Michael G. Scales is an American academic and president of Nyack College and Alliance Theological Seminary, who was inaugurated on April 27, 2007. In June 2015, the Nyack/ATS Board of Trustees unanimously extended his role as chief officer for a fourth term.

==Biography==
Scales was born in Gadsden, Alabama to Guy Dean Scales (1915 - 1985) and Vivian (née Tally). Following his graduation from high school in 1970, he attended Gadsden State Community College before going on to earn his B.S. (1975) in Bible and theology from Toccoa Falls College, his M.A. (1978) in humanities from Western Kentucky University, and his Ed.D. (1988) from the University of Georgia.

Prior to assuming the role of president, Dr. Scales served Nyack College/ATS as Executive Vice President (2000-2003) and Vice President for Advancement (1989-1993). He earned his BS (1975) in Bible and theology from Toccoa Falls College, his MA (1978) in humanities from Western Kentucky University, and his Ed.D. (1988) from the University of Georgia.

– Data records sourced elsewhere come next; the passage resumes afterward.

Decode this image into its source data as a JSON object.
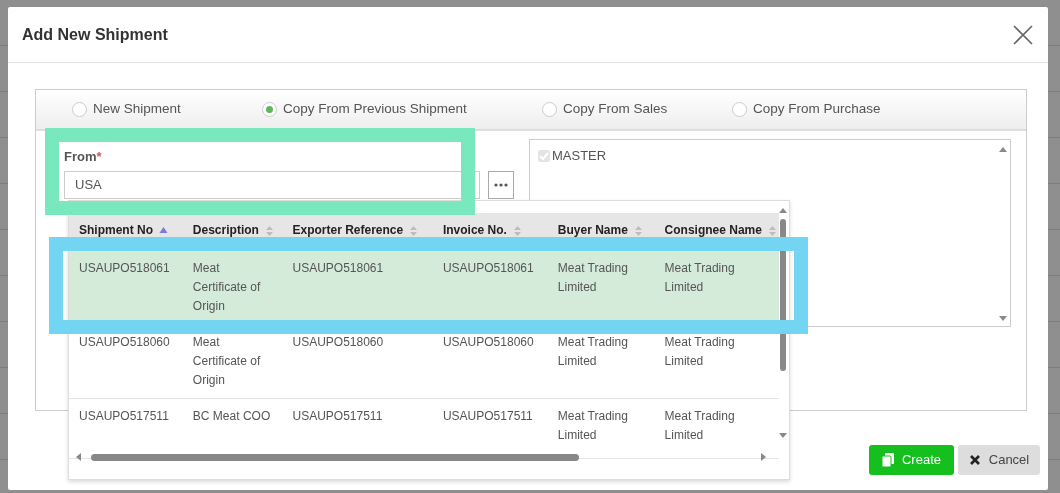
{
  "dialog": {
    "title": "Add New Shipment"
  },
  "modes": [
    {
      "label": "New Shipment",
      "selected": false
    },
    {
      "label": "Copy From Previous Shipment",
      "selected": true
    },
    {
      "label": "Copy From Sales",
      "selected": false
    },
    {
      "label": "Copy From Purchase",
      "selected": false
    }
  ],
  "from": {
    "label": "From",
    "required_mark": "*",
    "value": "USA"
  },
  "options": [
    {
      "label": "MASTER",
      "checked": true,
      "disabled": true
    }
  ],
  "results": {
    "columns": [
      {
        "label": "Shipment No",
        "sorted": true
      },
      {
        "label": "Description",
        "sorted": false
      },
      {
        "label": "Exporter Reference",
        "sorted": false
      },
      {
        "label": "Invoice No.",
        "sorted": false
      },
      {
        "label": "Buyer Name",
        "sorted": false
      },
      {
        "label": "Consignee Name",
        "sorted": false
      }
    ],
    "rows": [
      {
        "selected": true,
        "cells": [
          "USAUPO518061",
          "Meat Certificate of Origin",
          "USAUPO518061",
          "USAUPO518061",
          "Meat Trading Limited",
          "Meat Trading Limited"
        ]
      },
      {
        "selected": false,
        "cells": [
          "USAUPO518060",
          "Meat Certificate of Origin",
          "USAUPO518060",
          "USAUPO518060",
          "Meat Trading Limited",
          "Meat Trading Limited"
        ]
      },
      {
        "selected": false,
        "cells": [
          "USAUPO517511",
          "BC Meat COO",
          "USAUPO517511",
          "USAUPO517511",
          "Meat Trading Limited",
          "Meat Trading Limited"
        ]
      }
    ]
  },
  "buttons": [
    {
      "kind": "create",
      "label": "Create"
    },
    {
      "kind": "cancel",
      "label": "Cancel"
    }
  ],
  "highlights": [
    {
      "kind": "field",
      "color": "#7ae8bf"
    },
    {
      "kind": "row",
      "color": "#74d5f2"
    }
  ]
}
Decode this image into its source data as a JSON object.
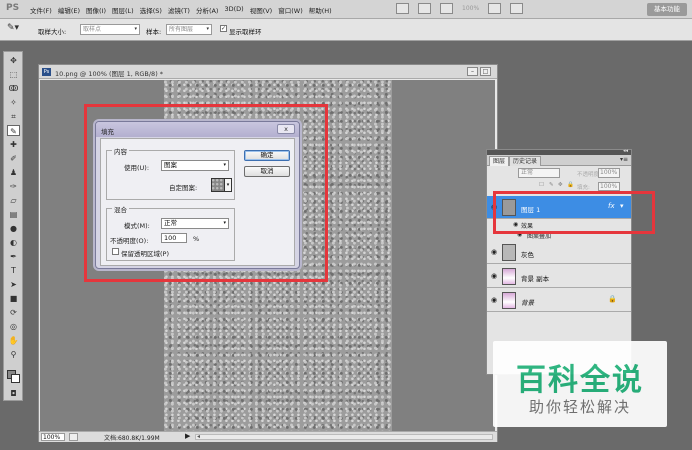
{
  "app": {
    "logo": "PS"
  },
  "menus": [
    "文件(F)",
    "编辑(E)",
    "图像(I)",
    "图层(L)",
    "选择(S)",
    "滤镜(T)",
    "分析(A)",
    "3D(D)",
    "视图(V)",
    "窗口(W)",
    "帮助(H)"
  ],
  "menubar": {
    "zoom": "100%",
    "workspace_label": "基本功能"
  },
  "options": {
    "sample_size_label": "取样大小:",
    "sample_size_value": "取样点",
    "sample_label": "样本:",
    "sample_value": "所有图层",
    "show_ring_label": "显示取样环"
  },
  "document": {
    "title": "10.png @ 100% (图层 1, RGB/8) *",
    "zoom": "100%",
    "doc_size": "文档:680.8K/1.99M"
  },
  "fill_dialog": {
    "title": "填充",
    "close": "x",
    "contents_group": "内容",
    "use_label": "使用(U):",
    "use_value": "图案",
    "custom_pattern_label": "自定图案:",
    "blending_group": "混合",
    "mode_label": "模式(M):",
    "mode_value": "正常",
    "opacity_label": "不透明度(O):",
    "opacity_value": "100",
    "opacity_unit": "%",
    "preserve_label": "保留透明区域(P)",
    "ok": "确定",
    "cancel": "取消"
  },
  "layers_panel": {
    "collapse": "◂◂",
    "tabs": [
      "图层",
      "历史记录"
    ],
    "blend_mode": "正常",
    "opacity_label": "不透明度:",
    "opacity_value": "100%",
    "fill_label": "填充:",
    "fill_value": "100%",
    "layers": [
      {
        "name": "图层 1",
        "fx": "fx"
      },
      {
        "name": "效果"
      },
      {
        "name": "图案叠加"
      },
      {
        "name": "灰色"
      },
      {
        "name": "背景 副本"
      },
      {
        "name": "背景"
      }
    ]
  },
  "watermark": {
    "title": "百科全说",
    "subtitle": "助你轻松解决"
  }
}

Scales pastored Sharon Cumberland Presbyterian Church (1975-1977) and as a juvenile counselor in a community-based treatment home before launching his career in school administration. From 1985 until 1989, he worked for a consulting firm aimed at helping colleges attract students and donors. In 1989, he founded Advantage Marketing, focusing specifically on Christian colleges. He also held roles in admissions and advancement at Toccoa Falls College, Agnes Scott College, North Greenville College, Nyack College, University of Sioux Falls, and The Master's College and Seminary.